Principle #3: Invest time upfront

The more time, effort and information are invested upfront, the better the time savings throughout the entire process itself. Too many clients jump in to submitting the brief before having done their due diligence, seeking internal input from decision makers and other stakeholders, sending a brief only half-baked to the agency. Clients must know what they really are asking the agency to do — and not wait for the work to be already well under way to figure it out. They must also allow time for the agency to challenge it and ask insightful questions. Or even reject the brief if it doesn’t feel right or have what’s needed for the agency to proceed. Often times, the agency is also hesitant to take the effort to raise questions or concerns because time is of essence, and challenging the content might seem like political suicide or shortening the time they have to execute — often already too time constrained to allow for meaningful back and forth dialog. We must allow time for rebriefing or course correction when the dialog leads to a constructive, strategic change of direction.

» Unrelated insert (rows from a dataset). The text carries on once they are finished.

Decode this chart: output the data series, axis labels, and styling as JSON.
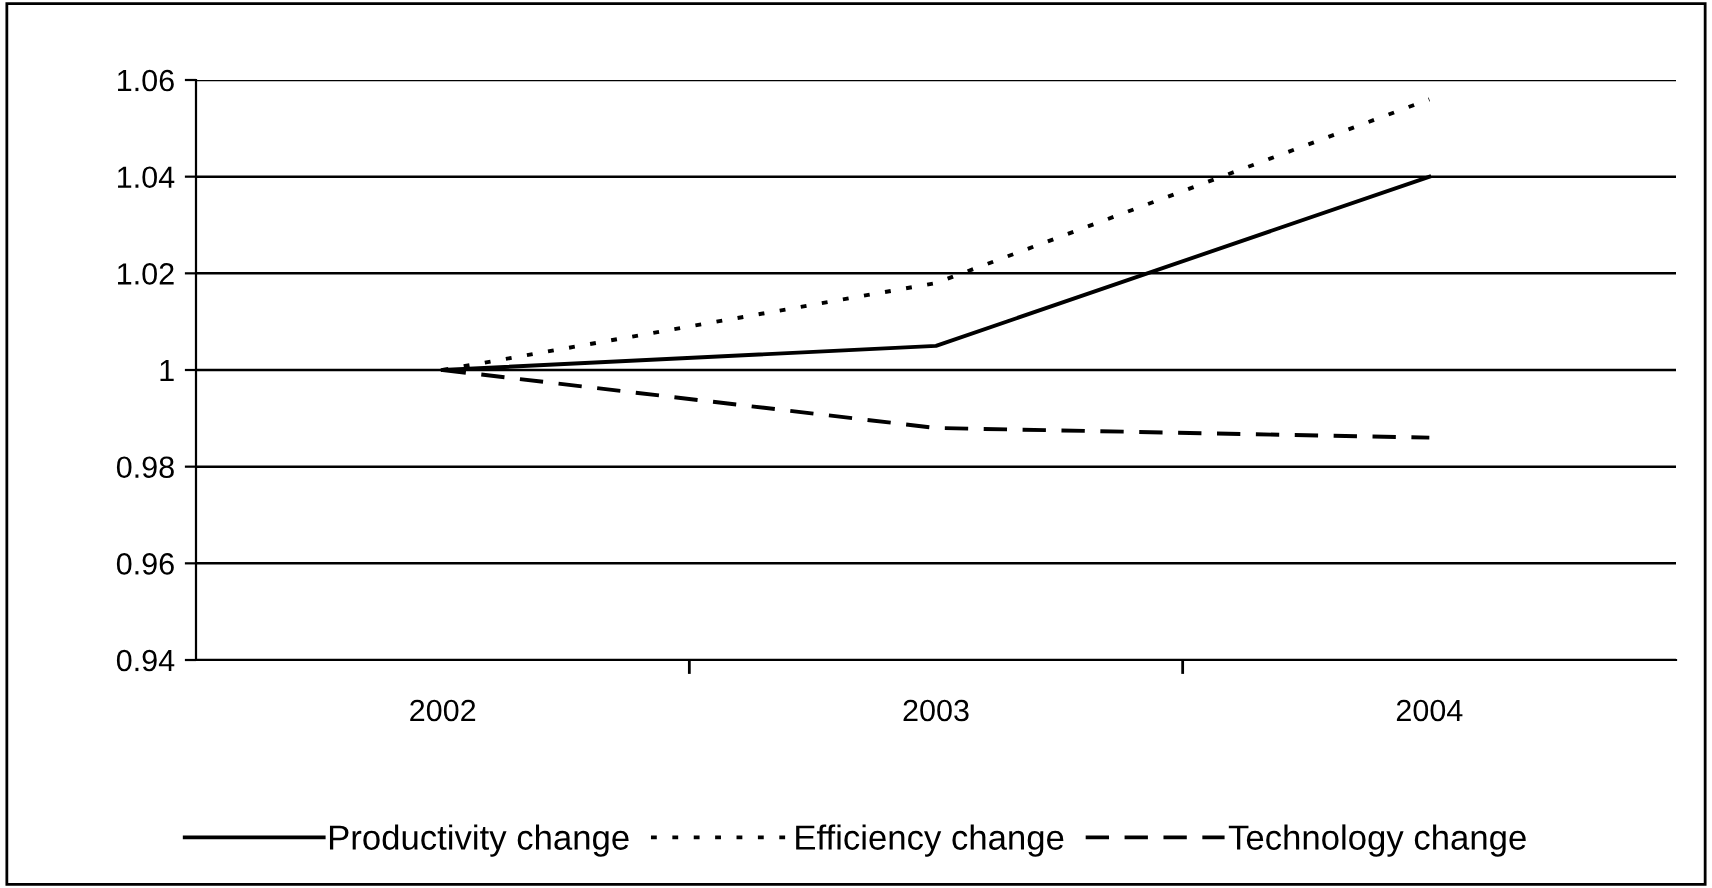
{
  "chart_data": {
    "type": "line",
    "categories": [
      "2002",
      "2003",
      "2004"
    ],
    "series": [
      {
        "name": "Productivity change",
        "color": "#000000",
        "line_style": "solid",
        "values": [
          1.0,
          1.005,
          1.04
        ]
      },
      {
        "name": "Efficiency change",
        "color": "#000000",
        "line_style": "dotted",
        "values": [
          1.0,
          1.018,
          1.056
        ]
      },
      {
        "name": "Technology change",
        "color": "#000000",
        "line_style": "dashed",
        "values": [
          1.0,
          0.988,
          0.986
        ]
      }
    ],
    "ylim": [
      0.94,
      1.06
    ],
    "yticks": [
      {
        "value": 0.94,
        "label": "0.94"
      },
      {
        "value": 0.96,
        "label": "0.96"
      },
      {
        "value": 0.98,
        "label": "0.98"
      },
      1,
      {
        "value": 1.02,
        "label": "1.02"
      },
      {
        "value": 1.04,
        "label": "1.04"
      },
      {
        "value": 1.06,
        "label": "1.06"
      }
    ],
    "grid": "y",
    "legend": "bottom",
    "marker": "none"
  }
}
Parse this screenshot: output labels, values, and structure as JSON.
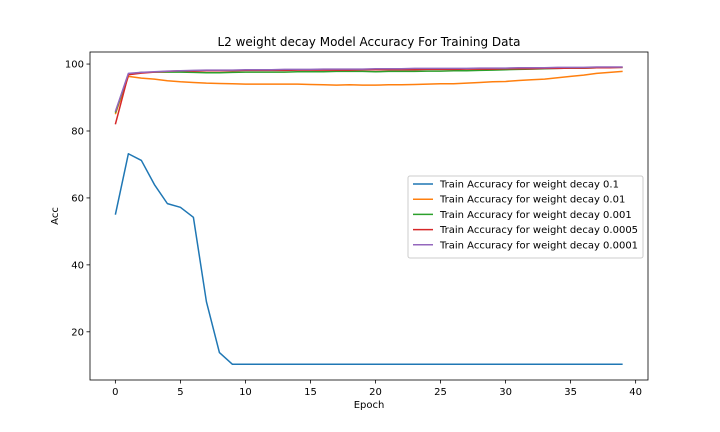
{
  "chart_data": {
    "type": "line",
    "title": "L2 weight decay Model Accuracy For Training Data",
    "xlabel": "Epoch",
    "ylabel": "Acc",
    "xlim": [
      -1.95,
      40.95
    ],
    "ylim": [
      5.6,
      103.6
    ],
    "xticks": [
      0,
      5,
      10,
      15,
      20,
      25,
      30,
      35,
      40
    ],
    "yticks": [
      20,
      40,
      60,
      80,
      100
    ],
    "grid": false,
    "legend_position": "center-right",
    "x": [
      0,
      1,
      2,
      3,
      4,
      5,
      6,
      7,
      8,
      9,
      10,
      11,
      12,
      13,
      14,
      15,
      16,
      17,
      18,
      19,
      20,
      21,
      22,
      23,
      24,
      25,
      26,
      27,
      28,
      29,
      30,
      31,
      32,
      33,
      34,
      35,
      36,
      37,
      38,
      39
    ],
    "series": [
      {
        "name": "Train Accuracy for weight decay 0.1",
        "color": "#1f77b4",
        "values": [
          55.0,
          73.2,
          71.2,
          64.0,
          58.3,
          57.2,
          54.2,
          29.0,
          13.8,
          10.3,
          10.3,
          10.3,
          10.3,
          10.3,
          10.3,
          10.3,
          10.3,
          10.3,
          10.3,
          10.3,
          10.3,
          10.3,
          10.3,
          10.3,
          10.3,
          10.3,
          10.3,
          10.3,
          10.3,
          10.3,
          10.3,
          10.3,
          10.3,
          10.3,
          10.3,
          10.3,
          10.3,
          10.3,
          10.3,
          10.3
        ]
      },
      {
        "name": "Train Accuracy for weight decay 0.01",
        "color": "#ff7f0e",
        "values": [
          85.0,
          96.3,
          95.8,
          95.5,
          95.0,
          94.7,
          94.5,
          94.3,
          94.2,
          94.1,
          94.0,
          94.0,
          94.0,
          94.0,
          94.0,
          93.9,
          93.8,
          93.7,
          93.8,
          93.7,
          93.7,
          93.8,
          93.8,
          93.9,
          94.0,
          94.1,
          94.1,
          94.3,
          94.5,
          94.7,
          94.8,
          95.1,
          95.3,
          95.5,
          95.9,
          96.3,
          96.7,
          97.2,
          97.5,
          97.8
        ]
      },
      {
        "name": "Train Accuracy for weight decay 0.001",
        "color": "#2ca02c",
        "values": [
          85.5,
          97.0,
          97.5,
          97.6,
          97.6,
          97.6,
          97.5,
          97.4,
          97.4,
          97.5,
          97.6,
          97.6,
          97.6,
          97.6,
          97.7,
          97.7,
          97.7,
          97.8,
          97.8,
          97.8,
          97.7,
          97.8,
          97.8,
          97.8,
          97.9,
          97.9,
          98.0,
          98.0,
          98.1,
          98.2,
          98.3,
          98.4,
          98.5,
          98.6,
          98.7,
          98.8,
          98.8,
          98.9,
          99.0,
          99.0
        ]
      },
      {
        "name": "Train Accuracy for weight decay 0.0005",
        "color": "#d62728",
        "values": [
          82.0,
          96.8,
          97.3,
          97.6,
          97.8,
          98.0,
          97.9,
          98.0,
          98.0,
          98.0,
          98.1,
          98.1,
          98.1,
          98.1,
          98.2,
          98.2,
          98.2,
          98.2,
          98.2,
          98.3,
          98.3,
          98.3,
          98.3,
          98.3,
          98.4,
          98.4,
          98.4,
          98.5,
          98.5,
          98.5,
          98.6,
          98.6,
          98.6,
          98.7,
          98.7,
          98.8,
          98.8,
          98.9,
          98.9,
          99.0
        ]
      },
      {
        "name": "Train Accuracy for weight decay 0.0001",
        "color": "#9467bd",
        "values": [
          85.8,
          97.2,
          97.5,
          97.7,
          97.9,
          98.0,
          98.1,
          98.2,
          98.2,
          98.2,
          98.3,
          98.3,
          98.3,
          98.4,
          98.4,
          98.4,
          98.5,
          98.5,
          98.5,
          98.5,
          98.6,
          98.6,
          98.6,
          98.7,
          98.7,
          98.7,
          98.7,
          98.7,
          98.8,
          98.8,
          98.8,
          98.9,
          98.9,
          98.9,
          99.0,
          99.0,
          99.0,
          99.1,
          99.1,
          99.1
        ]
      }
    ]
  }
}
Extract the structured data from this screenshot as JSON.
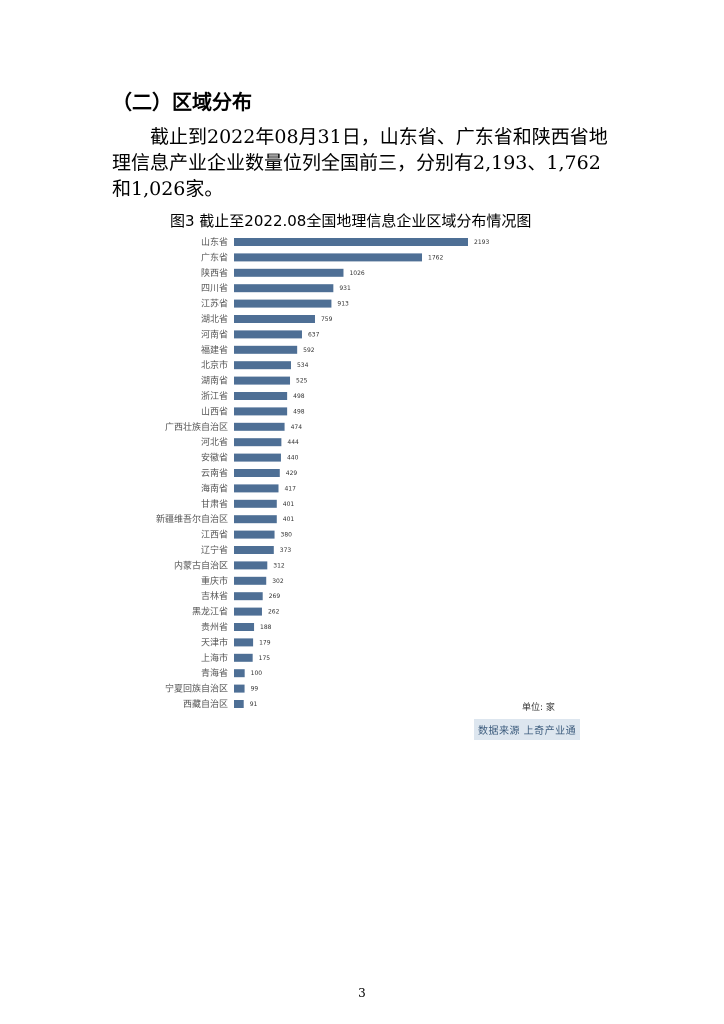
{
  "section_heading": "（二）区域分布",
  "paragraph": "截止到2022年08月31日，山东省、广东省和陕西省地理信息产业企业数量位列全国前三，分别有2,193、1,762和1,026家。",
  "figure_title": "图3 截止至2022.08全国地理信息企业区域分布情况图",
  "unit_label": "单位: 家",
  "source_label": "数据来源 上奇产业通",
  "page_number": "3",
  "bar_color": "#4e6f95",
  "chart_data": {
    "type": "bar",
    "orientation": "horizontal",
    "title": "图3 截止至2022.08全国地理信息企业区域分布情况图",
    "categories": [
      "山东省",
      "广东省",
      "陕西省",
      "四川省",
      "江苏省",
      "湖北省",
      "河南省",
      "福建省",
      "北京市",
      "湖南省",
      "浙江省",
      "山西省",
      "广西壮族自治区",
      "河北省",
      "安徽省",
      "云南省",
      "海南省",
      "甘肃省",
      "新疆维吾尔自治区",
      "江西省",
      "辽宁省",
      "内蒙古自治区",
      "重庆市",
      "吉林省",
      "黑龙江省",
      "贵州省",
      "天津市",
      "上海市",
      "青海省",
      "宁夏回族自治区",
      "西藏自治区"
    ],
    "values": [
      2193,
      1762,
      1026,
      931,
      913,
      759,
      637,
      592,
      534,
      525,
      498,
      498,
      474,
      444,
      440,
      429,
      417,
      401,
      401,
      380,
      373,
      312,
      302,
      269,
      262,
      188,
      179,
      175,
      100,
      99,
      91
    ],
    "xlim": [
      0,
      2193
    ],
    "grid": false,
    "legend": "none"
  }
}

Principle #4: Ensure clear decision-making

Having clear guiding principles on how the brief is vetted and approved is critical. Seeking internal alignment or dealing with potentially conflicting guidance by teams with various agendas can quickly complicate and confuse the agencies. Anything short of having clarity of role for who has ownership of the brief is looking for trouble. If others within the client organization are involved or asked to contribute to the brief, only one individual should facilitate the consolidation of internal feedback or be on point to communicate the final brief to the agency. The briefing process must allow enough time for that process to successfully unfold.

Principle #5: Standardize, streamline and automate

The lack of consistency and the manual, labor-intensive nature of briefings can also lead to slowing down the process from initiating the brief internally to finalizing it with the agency. The type of information required, regardless of marketing discipline, must be simplified and standardized so an advertiser has an expedient way to work with multiple agencies. If the brief is iterative, it requires a more dynamic way to handle versioning control, approvals and effective exchange of information between the client and the many agencies potentially involved. Thankfully, technology like BriefDeliver™ enables a more fluid and flexible flow of information that keeps everyone in the know and overcomes natural human obstacles associated with many moving parts, projects and large teams.

Bad briefs are a lose-lose proposition. Those are frustrating to agencies and cost clients excessive amounts of time and money — including agency rework, unnecessary meetings, conflicting strategic direction and pointless complications, delayed decision making and the resulting agency fees that go along. The art of briefing is not limited to the creative process of advertising and marketing. Every project starts with a brief, whether you are a designer, architect or a commissioned artist. Do not compromise. No brief, no work. Bad brief, redo it until you get it right. Exceptional work never happens without good briefing. So go ahead now, brief your way to marketing excellence.